ASIL SORUN FUTBOL PROGRAMLARI

Arif Tekeli

Spor programlarının dedikodu programına dönmesiyle birlikte Türk futbolunun düşüşe geçtiğini söylesek yanlış yapmış olmayız. Özellikle kameraların ve yayın kalitesinin artmasıyla birlikte yayıncı kuruluş Lig Tv’nin Maraton programında Erman Toroğlu’yla başlayan hakem yorumları, futbolu; merkezini futbolcuların oluşturduğu bir oyun olmaktan çıkartarak merkezinde hakemlerin olduğu ve top ile değil de para ile oynanan bir oyun haline dönüştürdü. Futbolcuların ve topun yerini hakemlere ve paraya bırakmasıyla birlikte de Türk futbolu uluslararası noktada tarihinin en kötü dönemlerini aratır noktaya geldi.


Spor programı adı altında yapılan ama aslında bir dedikodu ve magazin programından farksız olan bu programlar sayesinde hakemler pop yıldızlarından bile daha fazla tanınır hale geldiler. Bu durumda kendini bir şovmen gibi gören Türk hakemi de saha da oynamaya başladı. Spor programları Fernandes’in, Meireles’in muhteşem paslarını değil de saatlerce Fırat Aydınus ‘u ve verdiği kararları tartışır oldu. Özellikle Eskişehirspor-Fenerbahçe maçındaki bana göre kasıtlı olan skandal kararları nedeniyle ön plana çıkan Fırat Aydınus üzerinden gidecek olursak; Fırat Aydınus kendini ülkenin en önemli kişisi gibi gören birisi. Bunu sahadaki hareketlerinden çıkartmak mümkün. Maç esnasında tüm kameralar sadece kendisini çekiyormuş gibi davranıyor Aydınus. Futbolcularla olan diyaloglarındaki aşırı ve dikkat çeken hareketlerini ve pozisyon izahlarını futbolculara değil izleyicilere yapıyor. Biri çıkıp Sayın Fırat Aydınus’a futbolun ana öznesi olmadığını ve yaptığı mesleğin çok kutsal bir meslek olduğunu hatırlatması gerekir.
Fırat Aydınus özelinde değil olay sadece.

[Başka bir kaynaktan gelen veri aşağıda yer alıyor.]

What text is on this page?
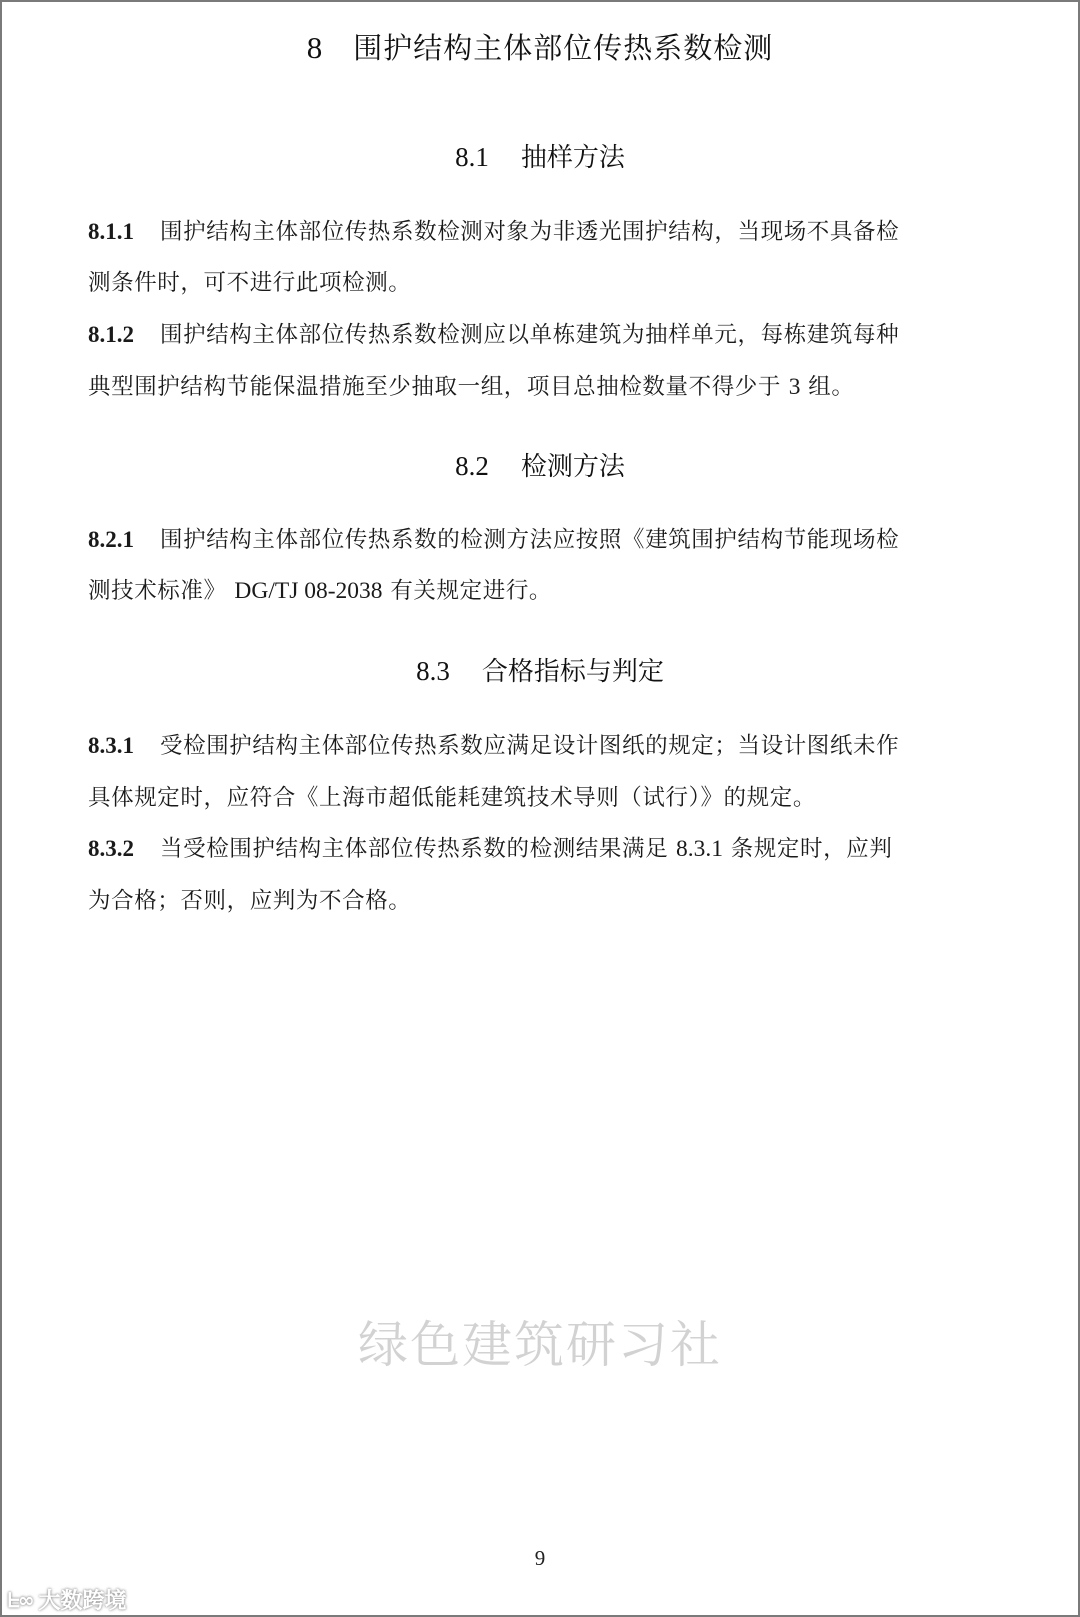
8 围护结构主体部位传热系数检测
8.1 抽样方法
8.1.1 围护结构主体部位传热系数检测对象为非透光围护结构，当现场不具备检
测条件时，可不进行此项检测。
8.1.2 围护结构主体部位传热系数检测应以单栋建筑为抽样单元，每栋建筑每种
典型围护结构节能保温措施至少抽取一组，项目总抽检数量不得少于 3 组。
8.2 检测方法
8.2.1 围护结构主体部位传热系数的检测方法应按照《建筑围护结构节能现场检
测技术标准》 DG/TJ 08-2038 有关规定进行。
8.3 合格指标与判定
8.3.1 受检围护结构主体部位传热系数应满足设计图纸的规定；当设计图纸未作
具体规定时，应符合《上海市超低能耗建筑技术导则（试行）》的规定。
8.3.2 当受检围护结构主体部位传热系数的检测结果满足 8.3.1 条规定时，应判
为合格；否则，应判为不合格。
绿色建筑研习社
9
ᖶ∞ 大数跨境
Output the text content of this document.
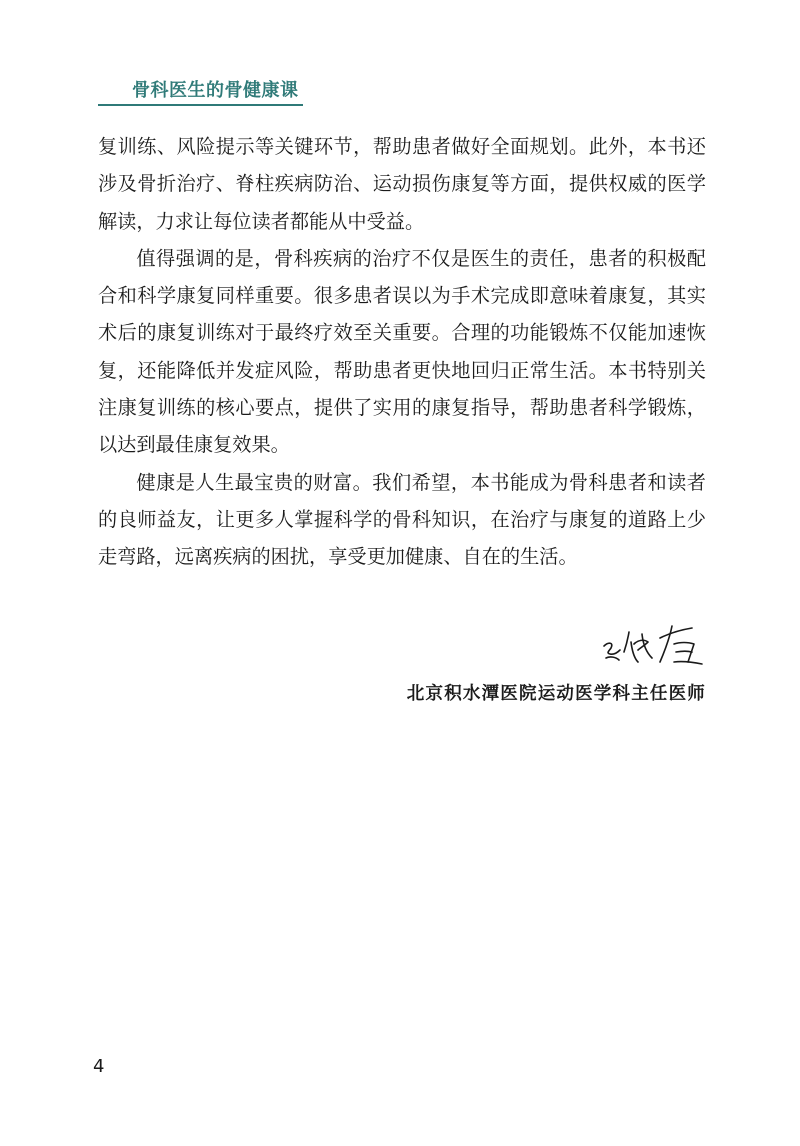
骨科医生的骨健康课

复训练、风险提示等关键环节，帮助患者做好全面规划。此外，本书还涉及骨折治疗、脊柱疾病防治、运动损伤康复等方面，提供权威的医学解读，力求让每位读者都能从中受益。

值得强调的是，骨科疾病的治疗不仅是医生的责任，患者的积极配合和科学康复同样重要。很多患者误以为手术完成即意味着康复，其实术后的康复训练对于最终疗效至关重要。合理的功能锻炼不仅能加速恢复，还能降低并发症风险，帮助患者更快地回归正常生活。本书特别关注康复训练的核心要点，提供了实用的康复指导，帮助患者科学锻炼，以达到最佳康复效果。

健康是人生最宝贵的财富。我们希望，本书能成为骨科患者和读者的良师益友，让更多人掌握科学的骨科知识，在治疗与康复的道路上少走弯路，远离疾病的困扰，享受更加健康、自在的生活。

北京积水潭医院运动医学科主任医师
4
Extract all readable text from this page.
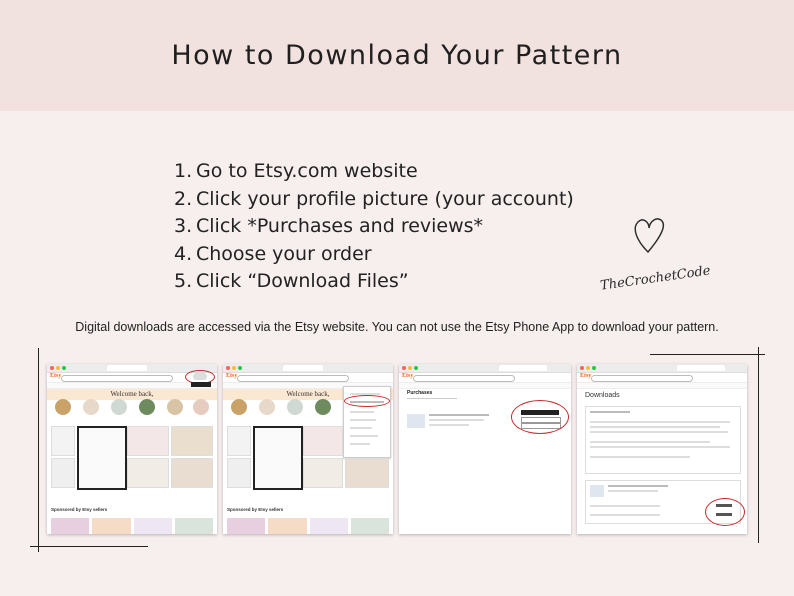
How to Download Your Pattern
1. Go to Etsy.com website
2. Click your profile picture (your account)
3. Click *Purchases and reviews*
4. Choose your order
5. Click “Download Files”	TheCrochetCode
Digital downloads are accessed via the Etsy website. You can not use the Etsy Phone App to download your pattern.
Etsy
Welcome back,
Sponsored by Etsy sellers
Etsy
Welcome back,
Sponsored by Etsy sellers
Etsy
Purchases
Etsy
Downloads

Bana göre hakemliği bırakmasına falan da gerek yok. Fırat Aydınus bu sistemin belki de en masumlarından. Sistemi temizlemek ve ülkedeki futbolu yeniden düzlüğe çıkarmak istiyorsak Fırat Aydınus ve O’nun gibi yükselişteki hakemleri emekli ederek değil spor programlarını izlemeyerek çözebiliriz. Kaostan beslenen ve futbol adına tüm kötülüklerin anası olarak gördüğüm birkaç fenomen isim ve bu tarz futbol programına ilgi göstermezsek Fırat Aydınuslar şeytana uymayacaktır. Gece gündüz hakemleri ileri geri oynatırsa yayıncılar bu hakemler de dolayısıyla kerameti kendinde görecektir. Dolayısıyla sahada aşırı hareketler yapacak ve istenmeyen durumlar ortaya çıkacaktır. Bu söylediğim şeye en güzel örnek Cüneyt Çakır ve Fırat Aydınus’un uluslararası arenada yaptıkları maçlardaki başarılarıdır. Biliyorlar ki orada yönettikleri maçların yıldızı onlar değil, kameralar sürekli onları çekmeyecek, Messi’yi, Ronaldo’yu, İbrahimoviç’i, Mesut Özil’i çekecek. Ve belki de en önemlisi Avrupa maçlarındaki kararları saatlerce ve hatta günlerce şov programlarında ileri-geri gösterilmeyecek. İşte bu yüzdendir ki Fırat Aydınus ve Cüneyt Çakır’ın Türkiye’de gösterdikleri performans ile Avrupa’da gösterdiği performans bu kadar farklı. Rahat bırakalım hakemleri ve kaldıralım en azından izlemeyelim bu dedikodu programlarını.